YouTube Makes itself Big Brand Marketer Friendly

We suggest YouTube will be transformed as it seeks financial favors from big advertisers. Such brands will be given favorable treatment. Google’s YouTube is now in the process of building up its advertising sales staff. Here’s an excerpt from its job announcement for ad sales Reps to be based in Santa Monica, New York, Boston, Detroit, and Chicago [my italics]:

“Join the country’s leading and fastest growing advertising sales organization. YouTube, a Google company, is looking for an Advertising Sales Representative to work in our Detroit office within our sales organization.

Founded in February 2005, YouTube is a consumer media company for people to watch and share original videos worldwide through a Web experience.
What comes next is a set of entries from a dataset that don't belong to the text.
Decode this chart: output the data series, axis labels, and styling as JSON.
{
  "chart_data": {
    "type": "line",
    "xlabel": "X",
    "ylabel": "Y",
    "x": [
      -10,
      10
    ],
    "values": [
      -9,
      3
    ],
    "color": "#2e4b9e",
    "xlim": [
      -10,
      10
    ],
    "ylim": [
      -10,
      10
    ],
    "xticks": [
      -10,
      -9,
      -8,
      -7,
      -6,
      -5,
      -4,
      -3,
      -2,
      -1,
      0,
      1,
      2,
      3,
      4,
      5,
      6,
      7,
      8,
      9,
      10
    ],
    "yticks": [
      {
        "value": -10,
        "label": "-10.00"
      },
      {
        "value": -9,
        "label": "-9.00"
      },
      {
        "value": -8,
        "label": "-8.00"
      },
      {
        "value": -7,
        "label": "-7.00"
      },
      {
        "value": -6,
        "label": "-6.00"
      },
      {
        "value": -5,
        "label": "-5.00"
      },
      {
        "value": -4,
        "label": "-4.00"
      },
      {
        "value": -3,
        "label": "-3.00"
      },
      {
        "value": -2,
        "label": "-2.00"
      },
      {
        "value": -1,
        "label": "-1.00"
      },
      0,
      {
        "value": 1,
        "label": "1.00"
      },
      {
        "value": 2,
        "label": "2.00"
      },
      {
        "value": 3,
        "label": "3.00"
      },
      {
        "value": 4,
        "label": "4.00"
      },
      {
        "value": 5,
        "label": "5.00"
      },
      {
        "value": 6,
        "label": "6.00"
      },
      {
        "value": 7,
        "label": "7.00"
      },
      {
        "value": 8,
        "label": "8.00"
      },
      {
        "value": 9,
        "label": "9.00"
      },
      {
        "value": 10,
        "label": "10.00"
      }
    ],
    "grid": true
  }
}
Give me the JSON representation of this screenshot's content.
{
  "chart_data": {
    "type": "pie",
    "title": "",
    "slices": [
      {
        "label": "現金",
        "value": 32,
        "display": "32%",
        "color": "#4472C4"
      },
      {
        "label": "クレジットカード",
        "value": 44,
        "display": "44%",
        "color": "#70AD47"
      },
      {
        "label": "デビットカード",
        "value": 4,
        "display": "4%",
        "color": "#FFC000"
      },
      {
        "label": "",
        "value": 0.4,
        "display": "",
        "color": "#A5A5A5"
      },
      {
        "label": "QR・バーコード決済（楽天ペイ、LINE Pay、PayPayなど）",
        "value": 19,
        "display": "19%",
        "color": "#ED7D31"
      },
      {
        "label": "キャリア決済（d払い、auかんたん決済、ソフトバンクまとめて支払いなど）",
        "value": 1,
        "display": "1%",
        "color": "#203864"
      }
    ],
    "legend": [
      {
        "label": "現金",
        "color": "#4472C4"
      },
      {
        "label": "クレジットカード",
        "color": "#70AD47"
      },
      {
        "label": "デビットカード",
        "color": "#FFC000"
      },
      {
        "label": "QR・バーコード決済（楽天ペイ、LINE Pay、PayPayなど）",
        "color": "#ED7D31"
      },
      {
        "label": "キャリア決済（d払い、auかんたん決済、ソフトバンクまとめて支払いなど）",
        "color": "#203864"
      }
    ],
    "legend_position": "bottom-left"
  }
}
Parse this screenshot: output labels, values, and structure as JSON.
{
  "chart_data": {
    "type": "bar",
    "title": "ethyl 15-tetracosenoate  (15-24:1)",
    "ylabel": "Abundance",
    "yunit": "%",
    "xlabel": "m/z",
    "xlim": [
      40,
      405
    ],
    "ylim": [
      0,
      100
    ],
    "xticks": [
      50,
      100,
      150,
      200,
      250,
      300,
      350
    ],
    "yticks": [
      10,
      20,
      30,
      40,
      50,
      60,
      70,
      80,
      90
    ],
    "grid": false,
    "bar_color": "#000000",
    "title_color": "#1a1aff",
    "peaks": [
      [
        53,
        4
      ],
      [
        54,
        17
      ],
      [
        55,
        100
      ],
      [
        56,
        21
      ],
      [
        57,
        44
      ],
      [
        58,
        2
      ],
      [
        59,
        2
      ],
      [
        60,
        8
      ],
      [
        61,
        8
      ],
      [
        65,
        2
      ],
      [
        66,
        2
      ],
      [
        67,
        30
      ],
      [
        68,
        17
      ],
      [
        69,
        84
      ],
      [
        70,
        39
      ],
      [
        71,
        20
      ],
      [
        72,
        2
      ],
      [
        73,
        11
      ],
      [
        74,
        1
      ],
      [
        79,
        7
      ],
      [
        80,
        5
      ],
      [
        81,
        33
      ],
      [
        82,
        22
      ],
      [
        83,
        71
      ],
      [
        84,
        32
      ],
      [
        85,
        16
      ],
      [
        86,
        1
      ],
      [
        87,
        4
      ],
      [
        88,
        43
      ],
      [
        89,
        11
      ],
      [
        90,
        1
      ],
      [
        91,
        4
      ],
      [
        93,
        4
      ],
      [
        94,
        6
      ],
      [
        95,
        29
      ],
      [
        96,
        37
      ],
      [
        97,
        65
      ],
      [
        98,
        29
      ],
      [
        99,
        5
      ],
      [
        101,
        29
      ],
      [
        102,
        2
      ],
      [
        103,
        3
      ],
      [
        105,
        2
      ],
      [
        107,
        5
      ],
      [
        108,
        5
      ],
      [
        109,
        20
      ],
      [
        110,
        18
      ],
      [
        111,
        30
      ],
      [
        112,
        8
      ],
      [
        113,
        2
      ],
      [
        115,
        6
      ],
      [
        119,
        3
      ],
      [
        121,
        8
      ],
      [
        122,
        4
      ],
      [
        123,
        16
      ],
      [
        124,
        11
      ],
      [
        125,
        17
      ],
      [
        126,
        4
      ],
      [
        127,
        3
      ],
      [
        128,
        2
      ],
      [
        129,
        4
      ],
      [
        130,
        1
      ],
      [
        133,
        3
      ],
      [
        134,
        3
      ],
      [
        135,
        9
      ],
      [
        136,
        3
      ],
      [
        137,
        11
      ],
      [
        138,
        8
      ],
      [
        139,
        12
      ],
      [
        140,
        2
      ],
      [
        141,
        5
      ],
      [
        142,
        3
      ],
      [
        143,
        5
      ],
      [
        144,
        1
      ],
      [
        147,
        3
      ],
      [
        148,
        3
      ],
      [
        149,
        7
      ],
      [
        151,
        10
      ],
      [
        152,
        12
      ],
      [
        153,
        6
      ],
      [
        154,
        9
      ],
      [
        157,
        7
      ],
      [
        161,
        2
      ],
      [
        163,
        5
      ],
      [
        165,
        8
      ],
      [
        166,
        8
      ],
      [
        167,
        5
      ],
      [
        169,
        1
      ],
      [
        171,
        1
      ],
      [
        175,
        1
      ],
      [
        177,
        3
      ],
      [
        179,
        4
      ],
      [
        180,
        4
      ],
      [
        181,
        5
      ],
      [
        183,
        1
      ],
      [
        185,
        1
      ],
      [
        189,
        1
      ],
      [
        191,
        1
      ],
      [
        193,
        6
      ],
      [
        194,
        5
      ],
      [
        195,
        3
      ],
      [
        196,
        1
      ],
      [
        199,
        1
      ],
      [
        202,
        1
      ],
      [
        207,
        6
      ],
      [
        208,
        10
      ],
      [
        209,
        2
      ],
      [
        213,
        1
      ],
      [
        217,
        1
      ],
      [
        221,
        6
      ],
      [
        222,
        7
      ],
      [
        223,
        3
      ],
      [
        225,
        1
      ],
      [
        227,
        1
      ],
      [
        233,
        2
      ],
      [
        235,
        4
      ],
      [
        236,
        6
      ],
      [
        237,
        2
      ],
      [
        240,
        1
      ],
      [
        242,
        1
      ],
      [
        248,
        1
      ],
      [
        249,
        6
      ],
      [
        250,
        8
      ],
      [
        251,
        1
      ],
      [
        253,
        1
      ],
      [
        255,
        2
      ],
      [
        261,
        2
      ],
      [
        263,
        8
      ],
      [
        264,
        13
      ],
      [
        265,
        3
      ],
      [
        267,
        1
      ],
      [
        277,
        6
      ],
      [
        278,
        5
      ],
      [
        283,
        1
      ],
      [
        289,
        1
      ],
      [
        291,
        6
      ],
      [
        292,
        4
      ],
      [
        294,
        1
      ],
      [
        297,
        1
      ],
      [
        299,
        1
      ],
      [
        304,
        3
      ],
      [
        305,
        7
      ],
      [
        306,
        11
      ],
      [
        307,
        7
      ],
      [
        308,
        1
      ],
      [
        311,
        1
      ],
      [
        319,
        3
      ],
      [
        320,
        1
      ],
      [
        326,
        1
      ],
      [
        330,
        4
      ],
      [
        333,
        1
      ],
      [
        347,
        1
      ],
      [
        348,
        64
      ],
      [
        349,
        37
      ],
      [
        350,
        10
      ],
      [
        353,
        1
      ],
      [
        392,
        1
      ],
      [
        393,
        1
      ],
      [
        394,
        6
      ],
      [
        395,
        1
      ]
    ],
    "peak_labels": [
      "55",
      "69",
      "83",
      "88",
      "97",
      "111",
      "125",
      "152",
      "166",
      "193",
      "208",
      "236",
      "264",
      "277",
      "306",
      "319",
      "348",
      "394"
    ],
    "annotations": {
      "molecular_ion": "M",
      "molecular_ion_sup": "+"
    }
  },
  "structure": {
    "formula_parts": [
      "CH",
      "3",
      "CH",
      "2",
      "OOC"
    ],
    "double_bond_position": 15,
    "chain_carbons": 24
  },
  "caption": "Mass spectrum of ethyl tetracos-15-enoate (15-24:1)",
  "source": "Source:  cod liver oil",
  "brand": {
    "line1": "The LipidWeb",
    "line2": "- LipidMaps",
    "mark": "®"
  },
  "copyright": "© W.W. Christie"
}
YouTube originally started as a personal video sharing service, and has grown into an entertainment destination with people watching more than 70 million videos on the site daily.

Main responsibility is to drive revenue for the YouTube business unit and consult with brand advertisers and interactive agencies on how to leverage the YouTube platform and participate in the YouTube community.”

YouTube and other social networks need to serve the public interest. They will likely, however, become commercial communities foremost. But that’s not a real community. So, YouTube, MySpace, Facebook and the crop of social networks on broadband (including mobile) must make their business model transparent. They need to make public what major advertisers get, in terms of access to users, data, placement, etc. Google should be playing a leadership role here, as well as Microsoft, Yahoo! and other key services.  They also should promise to always provide free and prominent civic space for candidates, issues, and public interest content.

Author: jeff

Jeff Chester is executive director of the Center for Digital Democracy. A former journalist and filmmaker, Jeff's book on U.S. electronic media politics, entitled "Digital Destiny: New Media and the Future of Democracy" was published by The New Press in January 2007. He is now working on a new book about interactive advertising and the public interest.